She was still weak and unsettled at the time, and her ability to stomach food and spirits was unpredictable. She fell into an exhausted sleep as soon as she left the men at the table and looked in on John Senior a last time for the night. Peyton had given his room to the lieutenant and slept in the hired men’s quarters with the surgeon. She would have missed Buchan’s trip to the kitchen altogether if the nausea hadn’t forced her awake. She climbed from her bed and knelt over the acidic stench of the honey bucket and heaved her supper into it.
Buchan knocked gently at her door and let himself in. He stood over her with a hand to her back. “This is a bit of a turnabout,” he said.
He helped her up and walked her into the kitchen where she sat on the daybed.
“I feel much better,” she told him.
He went back into her room to fetch her shawl and set about making tea. They sat side by side as she sipped at the sweet dark drink, Buchan with his arm across her back, rocking her gently side to side. He pushed her hair back across her ear and kissed the side of her face.
“Much better,” Cassie said. She placed her hand on his leg and squeezed.
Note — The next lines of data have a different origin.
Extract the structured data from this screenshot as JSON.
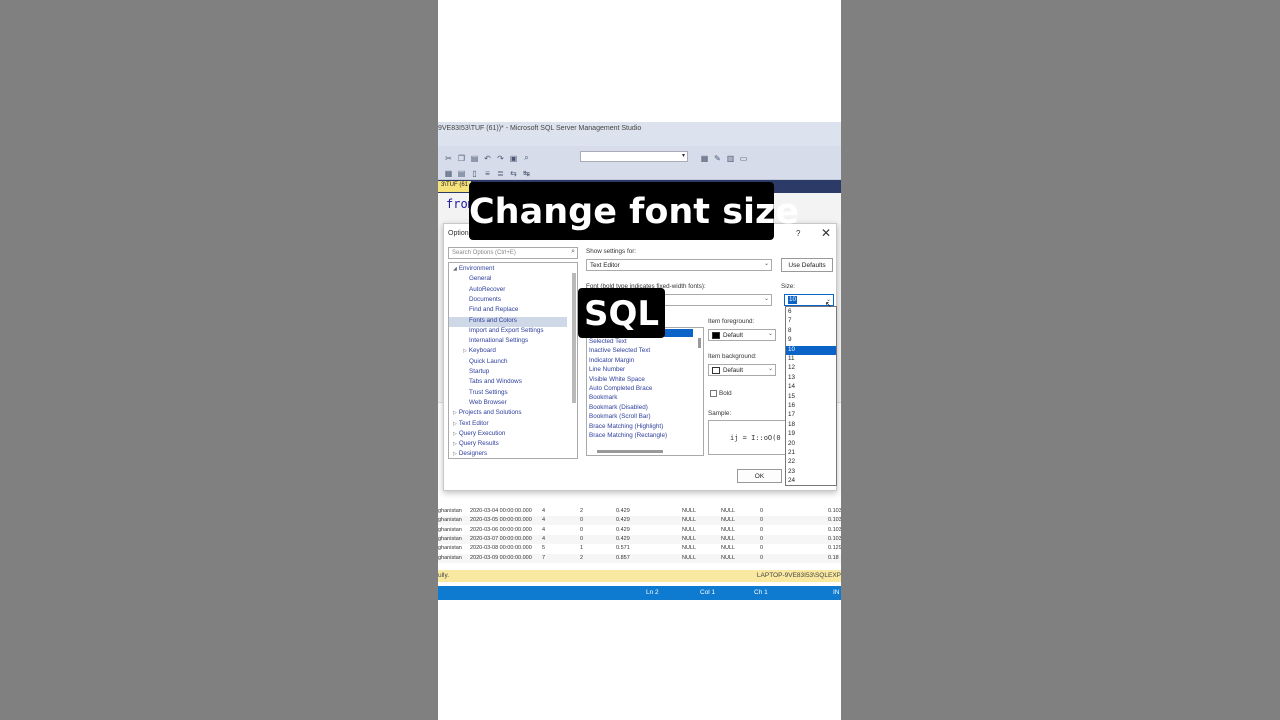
{
  "window": {
    "title": "9VE83I53\\TUF (61))* - Microsoft SQL Server Management Studio"
  },
  "editor": {
    "tab_label": "3\\TUF (61",
    "code_text": "from"
  },
  "dialog": {
    "title": "Options",
    "help": "?",
    "close": "✕",
    "search_placeholder": "Search Options (Ctrl+E)",
    "tree": [
      {
        "label": "Environment",
        "level": 0,
        "expander": "◢"
      },
      {
        "label": "General",
        "level": 2,
        "expander": ""
      },
      {
        "label": "AutoRecover",
        "level": 2,
        "expander": ""
      },
      {
        "label": "Documents",
        "level": 2,
        "expander": ""
      },
      {
        "label": "Find and Replace",
        "level": 2,
        "expander": ""
      },
      {
        "label": "Fonts and Colors",
        "level": 2,
        "expander": "",
        "selected": true
      },
      {
        "label": "Import and Export Settings",
        "level": 2,
        "expander": ""
      },
      {
        "label": "International Settings",
        "level": 2,
        "expander": ""
      },
      {
        "label": "Keyboard",
        "level": 1,
        "expander": "▷"
      },
      {
        "label": "Quick Launch",
        "level": 2,
        "expander": ""
      },
      {
        "label": "Startup",
        "level": 2,
        "expander": ""
      },
      {
        "label": "Tabs and Windows",
        "level": 2,
        "expander": ""
      },
      {
        "label": "Trust Settings",
        "level": 2,
        "expander": ""
      },
      {
        "label": "Web Browser",
        "level": 2,
        "expander": ""
      },
      {
        "label": "Projects and Solutions",
        "level": 0,
        "expander": "▷"
      },
      {
        "label": "Text Editor",
        "level": 0,
        "expander": "▷"
      },
      {
        "label": "Query Execution",
        "level": 0,
        "expander": "▷"
      },
      {
        "label": "Query Results",
        "level": 0,
        "expander": "▷"
      },
      {
        "label": "Designers",
        "level": 0,
        "expander": "▷"
      }
    ],
    "show_settings_label": "Show settings for:",
    "show_settings_value": "Text Editor",
    "use_defaults_label": "Use Defaults",
    "font_label": "Font (bold type indicates fixed-width fonts):",
    "size_label": "Size:",
    "size_value": "10",
    "display_items": [
      "Selected Text",
      "Inactive Selected Text",
      "Indicator Margin",
      "Line Number",
      "Visible White Space",
      "Auto Completed Brace",
      "Bookmark",
      "Bookmark (Disabled)",
      "Bookmark (Scroll Bar)",
      "Brace Matching (Highlight)",
      "Brace Matching (Rectangle)"
    ],
    "item_foreground_label": "Item foreground:",
    "item_foreground_value": "Default",
    "item_background_label": "Item background:",
    "item_background_value": "Default",
    "bold_label": "Bold",
    "sample_label": "Sample:",
    "sample_text": "ij = I::oO(0",
    "ok_label": "OK",
    "size_options": [
      "6",
      "7",
      "8",
      "9",
      "10",
      "11",
      "12",
      "13",
      "14",
      "15",
      "16",
      "17",
      "18",
      "19",
      "20",
      "21",
      "22",
      "23",
      "24"
    ],
    "size_selected": "10"
  },
  "results": {
    "rows": [
      [
        "ghanistan",
        "2020-03-04 00:00:00.000",
        "4",
        "2",
        "0.429",
        "NULL",
        "NULL",
        "0",
        "0.103"
      ],
      [
        "ghanistan",
        "2020-03-05 00:00:00.000",
        "4",
        "0",
        "0.429",
        "NULL",
        "NULL",
        "0",
        "0.103"
      ],
      [
        "ghanistan",
        "2020-03-06 00:00:00.000",
        "4",
        "0",
        "0.429",
        "NULL",
        "NULL",
        "0",
        "0.103"
      ],
      [
        "ghanistan",
        "2020-03-07 00:00:00.000",
        "4",
        "0",
        "0.429",
        "NULL",
        "NULL",
        "0",
        "0.103"
      ],
      [
        "ghanistan",
        "2020-03-08 00:00:00.000",
        "5",
        "1",
        "0.571",
        "NULL",
        "NULL",
        "0",
        "0.129"
      ],
      [
        "ghanistan",
        "2020-03-09 00:00:00.000",
        "7",
        "2",
        "0.857",
        "NULL",
        "NULL",
        "0",
        "0.18"
      ]
    ]
  },
  "status": {
    "left_text": "ully.",
    "server_text": "LAPTOP-9VE83I53\\SQLEXP",
    "ln": "Ln 2",
    "col": "Col 1",
    "ch": "Ch 1",
    "ins": "IN"
  },
  "captions": {
    "top": "Change font size",
    "bottom": "SQL"
  },
  "colors": {
    "accent_blue": "#0a64c8",
    "status_blue": "#0e7ad0",
    "status_yellow": "#f8e8a0",
    "tree_text": "#2c3e9c"
  }
}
They sat for a long time in that position. Buchan spoke to her about preparations for the expedition and the gear they would pack along, the inventory of presents for the Red Indians, the trials they could expect on the journey. There was something of the ten-year-old still in him, Cassie thought, in his perverse single-mindedness, in his fixation on lists as if enough of them could contain all that was important in the world, in his naked enthusiasm for peril. She was unsure why some men seemed never to outgrow these things or why in some it was so unaccountably attractive. She saw then that in this way he was just like her father. She rested her head on his shoulder as he spoke, regretting ever having sat alone with him in this room.
“Cassie,” he said. “Are you listening?”
She looked up at him and allowed his name to pass her lips for the first and last time. “David,” she said.
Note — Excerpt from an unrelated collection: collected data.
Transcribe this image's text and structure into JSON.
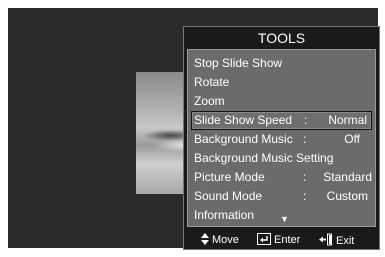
{
  "tools": {
    "title": "TOOLS",
    "items": [
      {
        "label": "Stop Slide Show",
        "sep": "",
        "value": ""
      },
      {
        "label": "Rotate",
        "sep": "",
        "value": ""
      },
      {
        "label": "Zoom",
        "sep": "",
        "value": ""
      },
      {
        "label": "Slide Show Speed",
        "sep": ":",
        "value": "Normal"
      },
      {
        "label": "Background Music",
        "sep": ":",
        "value": "Off"
      },
      {
        "label": "Background Music Setting",
        "sep": "",
        "value": ""
      },
      {
        "label": "Picture Mode",
        "sep": ":",
        "value": "Standard"
      },
      {
        "label": "Sound Mode",
        "sep": ":",
        "value": "Custom"
      },
      {
        "label": "Information",
        "sep": "",
        "value": ""
      }
    ],
    "selected_index": 3,
    "more_indicator": "▼"
  },
  "footer": {
    "move_icon": "up-down-arrows-icon",
    "move_label": "Move",
    "enter_icon": "enter-icon",
    "enter_label": "Enter",
    "exit_icon": "exit-door-icon",
    "exit_label": "Exit"
  }
}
He was about to smile at her, but her expression spoke against it. “What is it?” he asked. “Cassie?”
She knelt on the cold of the wood floor in front of him. She reached for the waist of his breeches to open the spair and work them down his thighs.
“You’re in no condition,” Buchan said quietly, taking her arms and trying to lift her to her feet, but she pushed his hands away and set him back on the daybed, his head angled awkwardly against the wall. The legs of his pants turned inside out as she pulled them free of his feet and she leaned her face into him, kissing the bare skin of his thighs. She took the head of his cock into her mouth until it was wet with her saliva and then stroked him slowly, her fingers circled around the corona. She watched his face as she touched him, every movement of her hand causing muscles in his cheeks to twitch slightly, his head jerking from side to side. It looked to her as if she was rhythmically pricking him with a needle. His breath caught and caught again like a piece of cloth pulled through thorns. He was beautiful and ridiculous and watching his face filled her with a sadness that welled like the pleasure she’d discovered with him, and she had to bear down in the same way to hold in the roiling wail of it.
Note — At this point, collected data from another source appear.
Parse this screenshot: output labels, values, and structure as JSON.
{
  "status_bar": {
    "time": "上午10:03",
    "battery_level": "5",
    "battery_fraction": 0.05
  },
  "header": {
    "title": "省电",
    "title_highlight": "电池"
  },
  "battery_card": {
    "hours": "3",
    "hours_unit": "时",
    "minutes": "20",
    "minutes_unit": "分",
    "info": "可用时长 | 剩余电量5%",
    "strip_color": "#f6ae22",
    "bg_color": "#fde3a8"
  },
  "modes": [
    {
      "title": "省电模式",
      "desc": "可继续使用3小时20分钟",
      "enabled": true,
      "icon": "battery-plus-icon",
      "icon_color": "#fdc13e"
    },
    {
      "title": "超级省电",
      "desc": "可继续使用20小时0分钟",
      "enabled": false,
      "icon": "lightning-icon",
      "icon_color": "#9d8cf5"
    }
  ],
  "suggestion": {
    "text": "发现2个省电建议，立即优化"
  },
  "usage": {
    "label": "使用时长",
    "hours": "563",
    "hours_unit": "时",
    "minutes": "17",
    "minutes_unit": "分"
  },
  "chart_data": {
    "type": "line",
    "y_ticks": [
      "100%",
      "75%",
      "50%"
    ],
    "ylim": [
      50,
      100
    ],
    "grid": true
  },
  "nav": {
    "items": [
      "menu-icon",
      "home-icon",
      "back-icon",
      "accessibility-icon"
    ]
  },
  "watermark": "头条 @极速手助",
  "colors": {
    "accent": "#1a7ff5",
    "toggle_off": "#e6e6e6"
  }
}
Buchan brought his hand to her shoulder. She dipped her head to catch the small flail of cum in her mouth and when he lay still she stood up from the floor to pass it into his. She kissed him hard and went on kissing him until there was nothing in their mouths but the sharp, stinging taste of him.
She held his head in both her hands. “We can never do this again,” she said.
He looked at her, waiting, as if he expected more than this simple declaration. Finally he said, “I understand.”
She smiled at him. “No,” Cassie said. “You do not.”
The taste of his cum was potent, medicinal, it made her tongue tingle like a numb hand coming to life and the sensation didn’t leave her before she fell asleep, alone in her bed, the stars through her window winking sharply in the moonless dark of the sky.
“How have they treated her?” Buchan asked.
“Captain?”
That tiny note of disappointment in her voice. Perhaps she thought it unfair of him to suggest the Peytons might have mistreated Mary. Maybe she was hurt that the first thing he said to her was so distant and impersonal. The light of the candle bowed and righted itself in the breeze through the open windows of the kitchen.
“Is she a servant here?”
“Your tone implies you think it demeaning to be a servant in this household.”
“Not at all,” he said. The flush hadn’t left his face and it deepened now, and he was glad for the near dark. “I am simply curious as to her circumstances —”
“John Peyton has already given you an account of her circumstances.”
“Yes,” he said. “Yes, I just — I was hoping. I thought I would be able to trust your word over his, if that were necessary.”
“She has all she needs or wants. She sleeps twelve hours a night if she pleases and she often does. John Peyton dotes on her as he would a child and gives her little gifts of jewellery and whatnot. She is a help when it suits her, and if it suits her to sit and pout all day long, she is welcome to pout. She has visitors from all over the northeast shore, people coming to take a view of her, and I’d say she is partial to the attention.”
“You make it sound as if she wants to stay here.”